Drug formularies are essential tools for pharmacy benefit management, enabling health benefit plans to provide appropriate and cost-effective prescription drug benefits to consumers. Express Scripts and other pharmacy benefit managers (PBMs) develop drug formularies and other formulary management tools to improve drug therapy and make the cost of prescription drugs more affordable for prescription benefit plans and their members.
The process that Express Scripts uses to develop formularies has been constructed to ensure that clinical considerations are paramount and fully taken into account before cost considerations. Express Scripts also ensures that each drug is considered individually on its own merits.
Our pharmacy and therapeutics committee performs each clinical evaluation.
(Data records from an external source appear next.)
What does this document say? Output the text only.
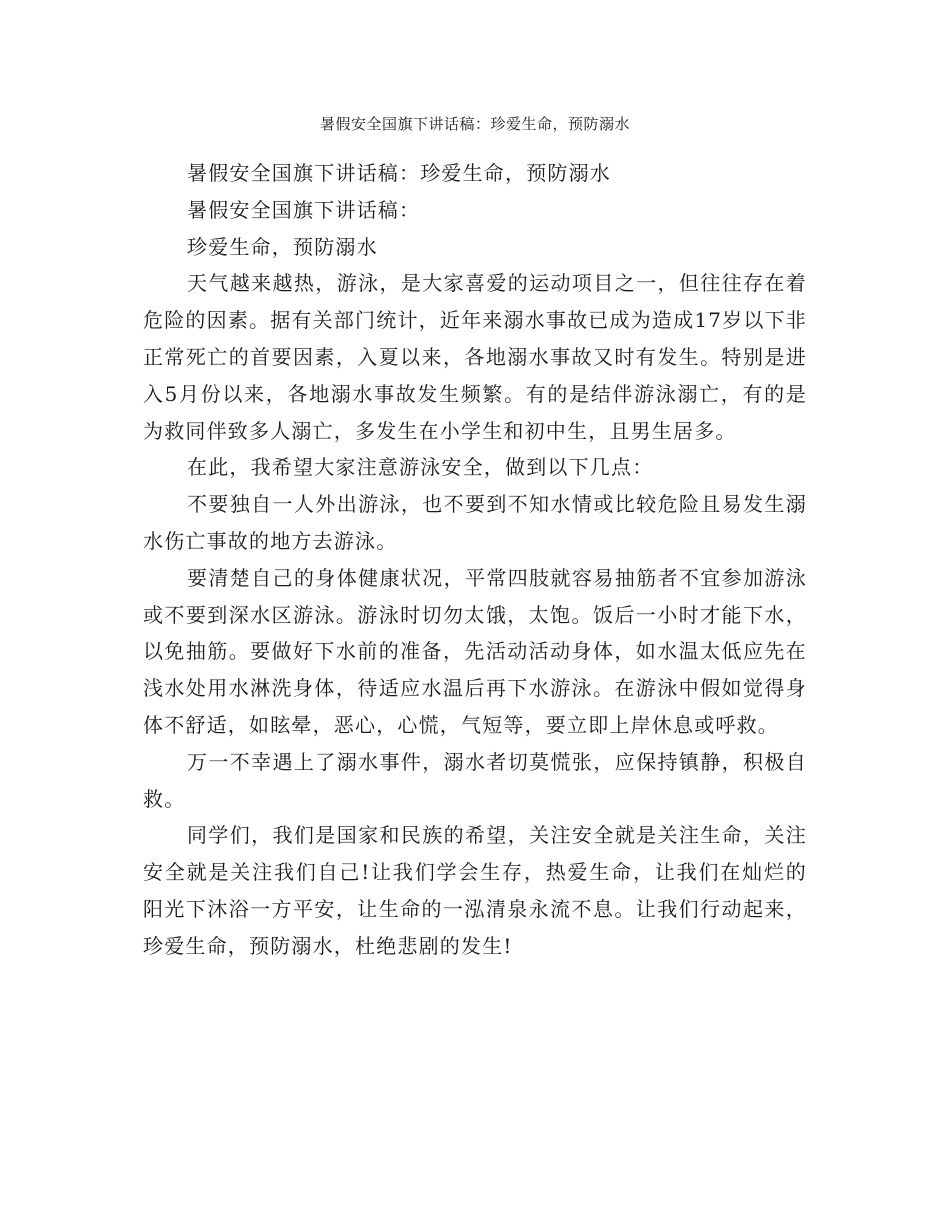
暑假安全国旗下讲话稿：珍爱生命，预防溺水

暑假安全国旗下讲话稿：珍爱生命，预防溺水

暑假安全国旗下讲话稿：

珍爱生命，预防溺水

天气越来越热，游泳，是大家喜爱的运动项目之一，但往往存在着危险的因素。据有关部门统计，近年来溺水事故已成为造成17岁以下非正常死亡的首要因素，入夏以来，各地溺水事故又时有发生。特别是进入5月份以来，各地溺水事故发生频繁。有的是结伴游泳溺亡，有的是为救同伴致多人溺亡，多发生在小学生和初中生，且男生居多。

在此，我希望大家注意游泳安全，做到以下几点：

不要独自一人外出游泳，也不要到不知水情或比较危险且易发生溺水伤亡事故的地方去游泳。

要清楚自己的身体健康状况，平常四肢就容易抽筋者不宜参加游泳或不要到深水区游泳。游泳时切勿太饿，太饱。饭后一小时才能下水，以免抽筋。要做好下水前的准备，先活动活动身体，如水温太低应先在浅水处用水淋洗身体，待适应水温后再下水游泳。在游泳中假如觉得身体不舒适，如眩晕，恶心，心慌，气短等，要立即上岸休息或呼救。

万一不幸遇上了溺水事件，溺水者切莫慌张，应保持镇静，积极自救。

同学们，我们是国家和民族的希望，关注安全就是关注生命，关注安全就是关注我们自己!让我们学会生存，热爱生命，让我们在灿烂的阳光下沐浴一方平安，让生命的一泓清泉永流不息。让我们行动起来，珍爱生命，预防溺水，杜绝悲剧的发生!
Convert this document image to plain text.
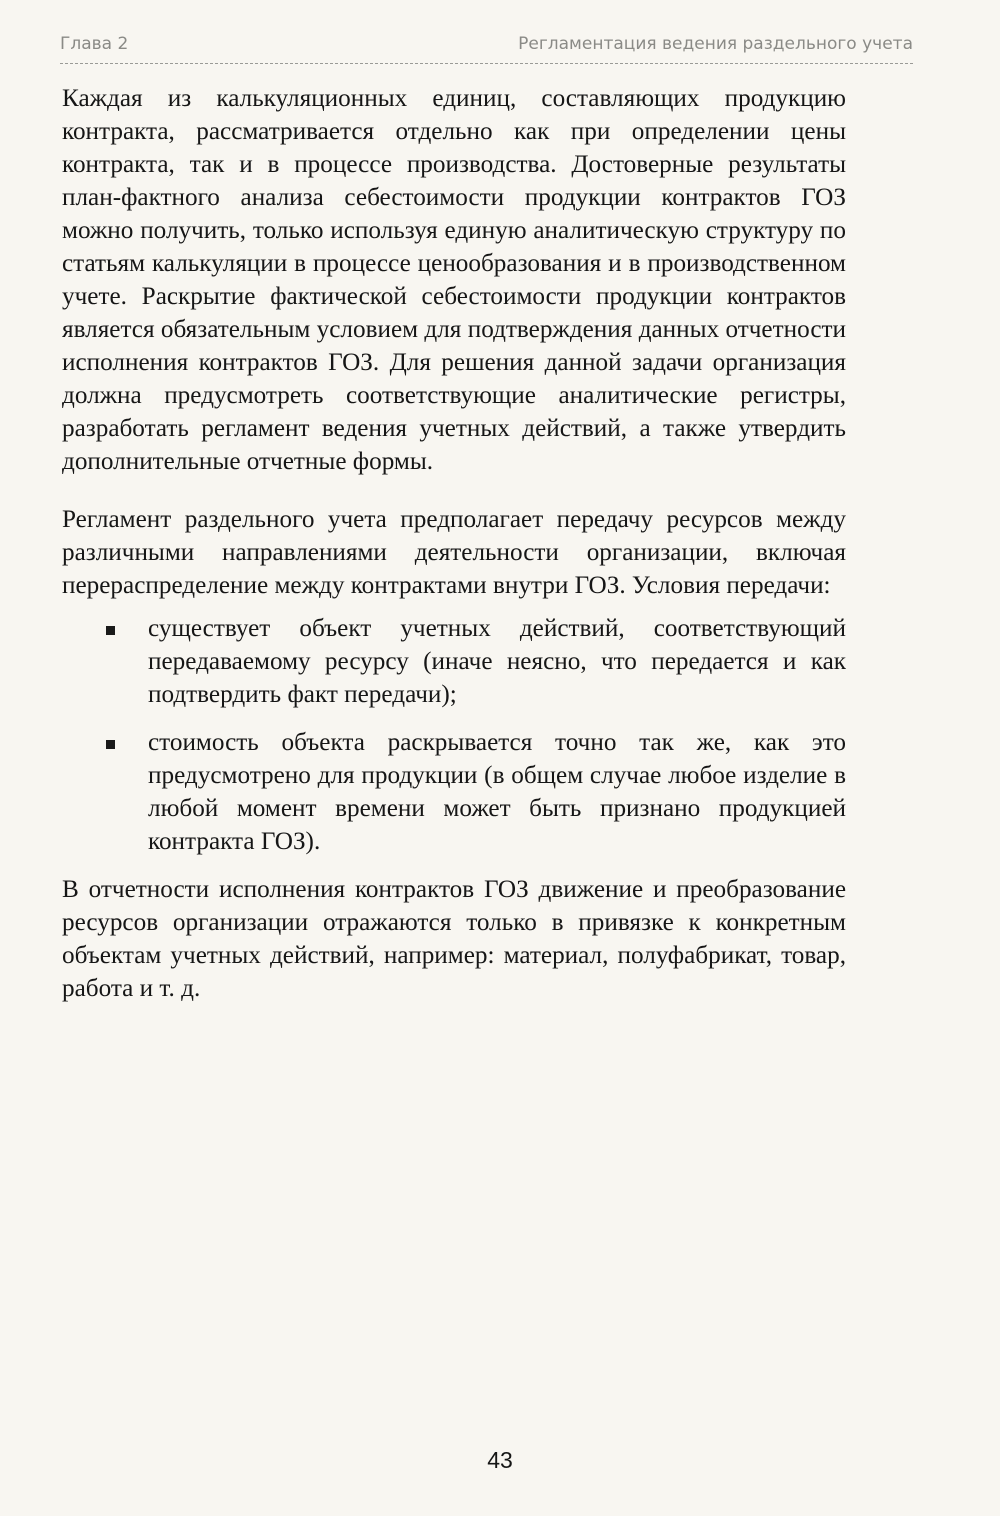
Глава 2	Регламентация ведения раздельного учета

Каждая из калькуляционных единиц, составляющих продукцию контракта, рассматривается отдельно как при определении цены контракта, так и в процессе производства. Достоверные результаты план-фактного анализа себестоимости продукции контрактов ГОЗ можно получить, только используя единую аналитическую структуру по статьям калькуляции в процессе ценообразования и в производственном учете. Раскрытие фактической себестоимости продукции контрактов является обязательным условием для подтверждения данных отчетности исполнения контрактов ГОЗ. Для решения данной задачи организация должна предусмотреть соответствующие аналитические регистры, разработать регламент ведения учетных действий, а также утвердить дополнительные отчетные формы.

Регламент раздельного учета предполагает передачу ресурсов между различными направлениями деятельности организации, включая перераспределение между контрактами внутри ГОЗ. Условия передачи:

существует объект учетных действий, соответствующий передаваемому ресурсу (иначе неясно, что передается и как подтвердить факт передачи);
стоимость объекта раскрывается точно так же, как это предусмотрено для продукции (в общем случае любое изделие в любой момент времени может быть признано продукцией контракта ГОЗ).

В отчетности исполнения контрактов ГОЗ движение и преобразование ресурсов организации отражаются только в привязке к конкретным объектам учетных действий, например: материал, полуфабрикат, товар, работа и т. д.

43
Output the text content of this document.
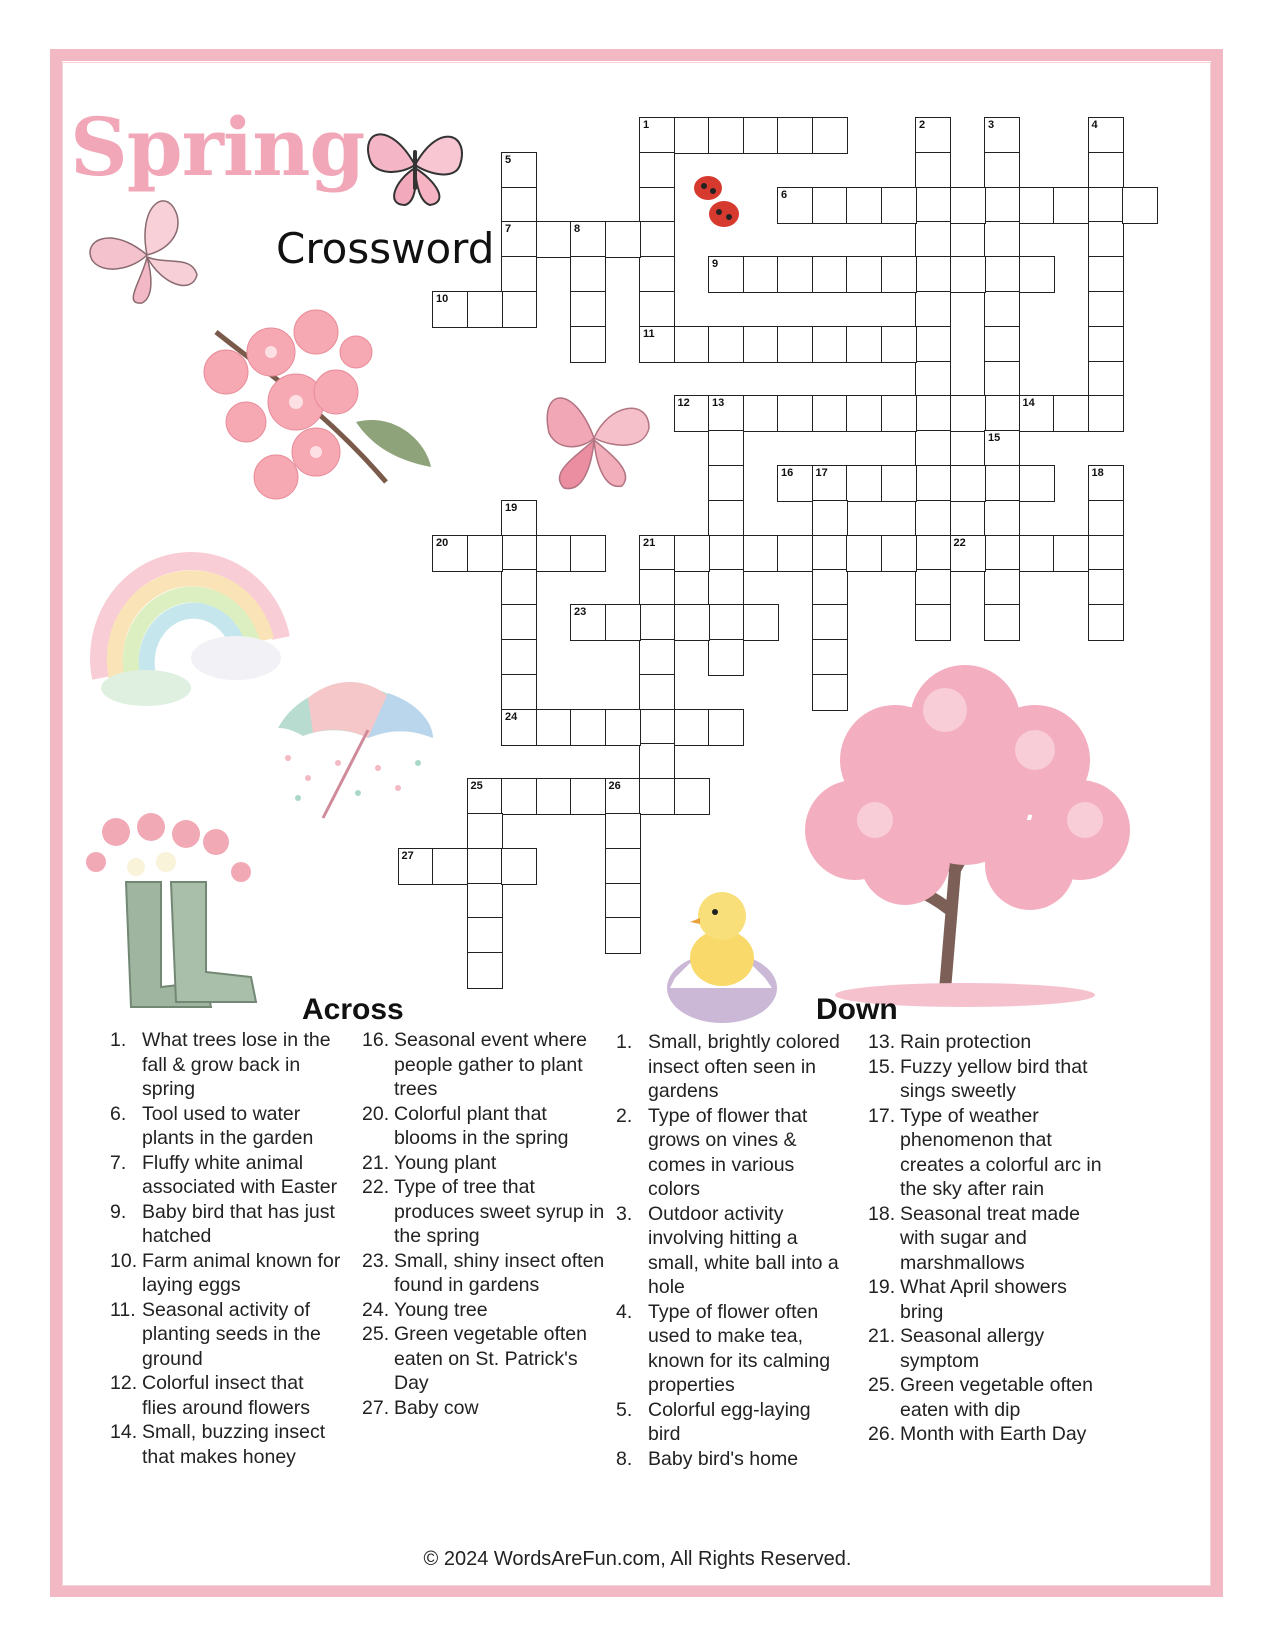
Spring
Crossword
1
11
2	3	4
5
7
6
8
9
10
12 13	14
15
16 17	18
19
20	21	22
23
24
25	26
27
Across	Down
1. What trees lose in the fall & grow back in spring
6. Tool used to water plants in the garden
7. Fluffy white animal associated with Easter
9. Baby bird that has just hatched
10. Farm animal known for laying eggs
11. Seasonal activity of planting seeds in the ground
12. Colorful insect that flies around flowers
14. Small, buzzing insect that makes honey
16. Seasonal event where people gather to plant trees
20. Colorful plant that blooms in the spring
21. Young plant
22. Type of tree that produces sweet syrup in the spring
23. Small, shiny insect often found in gardens
24. Young tree
25. Green vegetable often eaten on St. Patrick's Day
27. Baby cow
1. Small, brightly colored insect often seen in gardens
2. Type of flower that grows on vines & comes in various colors
3. Outdoor activity involving hitting a small, white ball into a hole
4. Type of flower often used to make tea, known for its calming properties
5. Colorful egg-laying bird
8. Baby bird's home
13. Rain protection
15. Fuzzy yellow bird that sings sweetly
17. Type of weather phenomenon that creates a colorful arc in the sky after rain
18. Seasonal treat made with sugar and marshmallows
19. What April showers bring
21. Seasonal allergy symptom
25. Green vegetable often eaten with dip
26. Month with Earth Day
© 2024 WordsAreFun.com, All Rights Reserved.
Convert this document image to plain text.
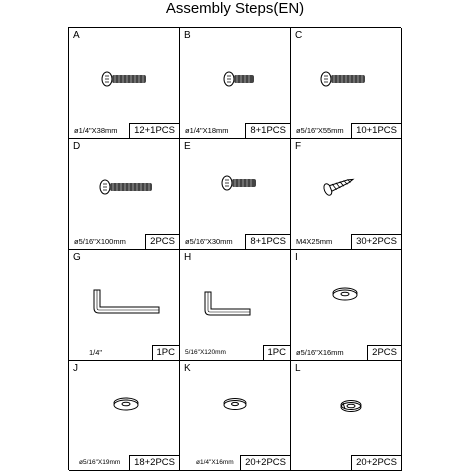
Assembly Steps(EN)
A
ø1/4"X38mm	12+1PCS
B
ø1/4"X18mm	8+1PCS
C
ø5/16"X55mm	10+1PCS
D
ø5/16"X100mm	2PCS
E
ø5/16"X30mm	8+1PCS
F
M4X25mm	30+2PCS
G
1/4"	1PC
H
5/16"X120mm	1PC
I
ø5/16"X16mm	2PCS
J
ø5/16"X19mm	18+2PCS
K
ø1/4"X16mm	20+2PCS
L
20+2PCS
The committee's membership consists of 19 independent physician members in active practices or on staff at well-known medical schools.
When evaluating drugs, the committee reviews Food and Drug Administration documentation, peer-reviewed published research, and information from manufacturers. It has access only to publicly available price information, such as the average wholesale price. The committee has no information regarding negotiated discounts or any other business concerns.
After the committee has made its clinical recommendations, the company develops specific formulary recommendations. These recommendations are then returned to the committee to ensure compliance with the clinical recommendations.
Cost only becomes a concern in deciding whether to include a drug on a recommended formulary when there are a variety of therapeutic equivalents as determined by the pharmacy and therapeutics committee. In those cases, preference is given to the more economical of the therapeutically equivalent drugs. Wherever lower cost generic equivalent drugs are available, they are given precedence over brand drugs.